Pierre, que la grande émotion humaine de toute cette histoire attendrissait aux larmes, reprit enfin à demi-voix, résumant en un mot ses pensées:
-C'est Bethléem.
-Oui, dit le docteur Chassaigne à son tour, c'est le logis misérable, l'asile de rencontre, où naissent les religions nouvelles de la souffrance et de la pitié... Et, parfois, je me demande si tout ne va pas mieux ainsi, s'il n'est pas préférable que cette chambre reste dans cette indigence et dans cet abandon. Il me semble que Bernadette n'a rien à y perdre, car je l'aime davantage, lorsque je viens ici passer une heure.
Il se tut de nouveau, puis il eut un geste de révolte.
-Non, non! je ne peux pardonner, l'ingratitude me jette hors de moi... Je vous l'ai dit, je suis convaincu que Bernadette est allée se cloîtrer librement à Nevers.
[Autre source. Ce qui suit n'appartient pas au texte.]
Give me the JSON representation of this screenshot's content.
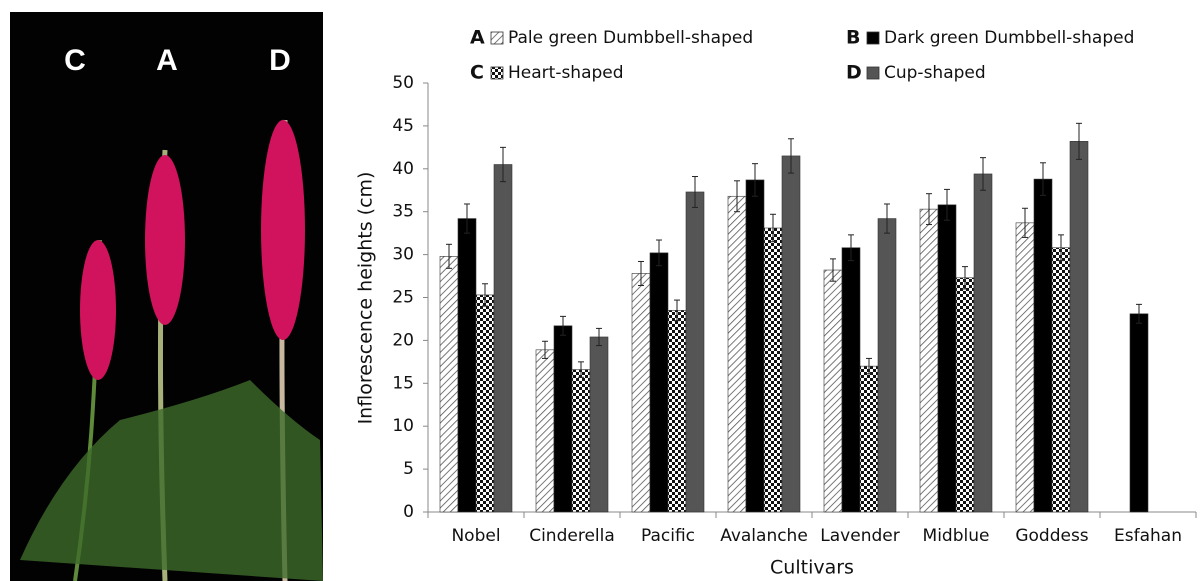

Mais, si personne ne l'a fait disparaître, quel soulagement pour ceux qu'elle commençait à gêner, ici!... Et ce sont les mêmes hommes, si désireux d'être les maîtres absolus, qui aujourd'hui s'efforcent par tous les moyens de faire le silence sur sa mémoire... Ah! mon cher enfant, si je vous disais tout!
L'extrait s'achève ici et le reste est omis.